His wife of 43 years, Marzetta Morrissette Yancey, can often be seen on the campaign trail, even filling in for him on occasion. Her husband was one of nine children and the first to go to college.
“Charles was born right here in Roxbury, 64 years ago,” she said at a recent Franklin Field Elderly Task Force meeting. “If he can help, he’s right here. Always been. He’s out front. He’s outspoken. He takes a stand.”
Residents in the room remember when Yancey, as a Tufts student with a full head of hair, mentored their children, taking them on college tours. “He wanted the young people to know their future was unlimited,” Ruby Perry said.
But Yancey’s time on the stump is not always so much of a homecoming. There is more than a little cynicism about his run for mayor. He champions his work fighting for the disenfranchised. But he also relentlessly advocates for something else when no one else does: a high school for Mattapan.
Answers to most campaign questions circle back to the project, which Yancey has pushed for years, proposing as recently as this year a $115 million loan order to build a state-of-the-art high school on the former grounds of the Boston State Hospital. The proposal, which has been on the table since 1999 when Yancey first requested the funds, was defeated in an 8-to-5 council vote in July.
A 1996 blue-ribbon commission called for the school, saying the district put students in formerly “condemned” facilities, basements, and storefronts. Yancey asserts that nearly 4,000 Boston high school students still attend classes in similar conditions. City officials, while acknowledging that some buildings need work, say there are 3,000 empty seats in high schools — too many to justify a new school.

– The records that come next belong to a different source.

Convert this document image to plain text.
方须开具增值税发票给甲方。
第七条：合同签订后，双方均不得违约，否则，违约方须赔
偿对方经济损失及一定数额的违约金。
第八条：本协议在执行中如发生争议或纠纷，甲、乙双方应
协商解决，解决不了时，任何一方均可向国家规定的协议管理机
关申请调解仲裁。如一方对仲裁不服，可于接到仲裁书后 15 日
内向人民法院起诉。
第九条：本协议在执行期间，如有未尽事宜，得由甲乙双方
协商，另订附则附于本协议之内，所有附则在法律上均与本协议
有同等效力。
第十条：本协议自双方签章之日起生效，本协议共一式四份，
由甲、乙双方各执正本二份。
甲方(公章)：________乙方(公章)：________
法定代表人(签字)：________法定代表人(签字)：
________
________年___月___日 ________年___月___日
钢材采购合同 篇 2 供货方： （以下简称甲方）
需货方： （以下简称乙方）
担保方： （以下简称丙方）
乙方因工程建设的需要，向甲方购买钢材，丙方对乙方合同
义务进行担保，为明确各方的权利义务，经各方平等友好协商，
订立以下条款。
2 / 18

But Yancey keeps pushing, bringing up the high school whenever and wherever he can. It is his drumbeat on the stump, a tactic employed to make sure it stays in the forefront. “And I make no apologies for it,” he says.
He has faced opposition before, turning nos into yeses, he said, pointing to the Dorchester/Mattapan police station, the Mildred Avenue Community Center, the new Mattapan library.
“I haven’t just been sitting on my hands all these years,” he said. “We’ve made a difference against the odds.”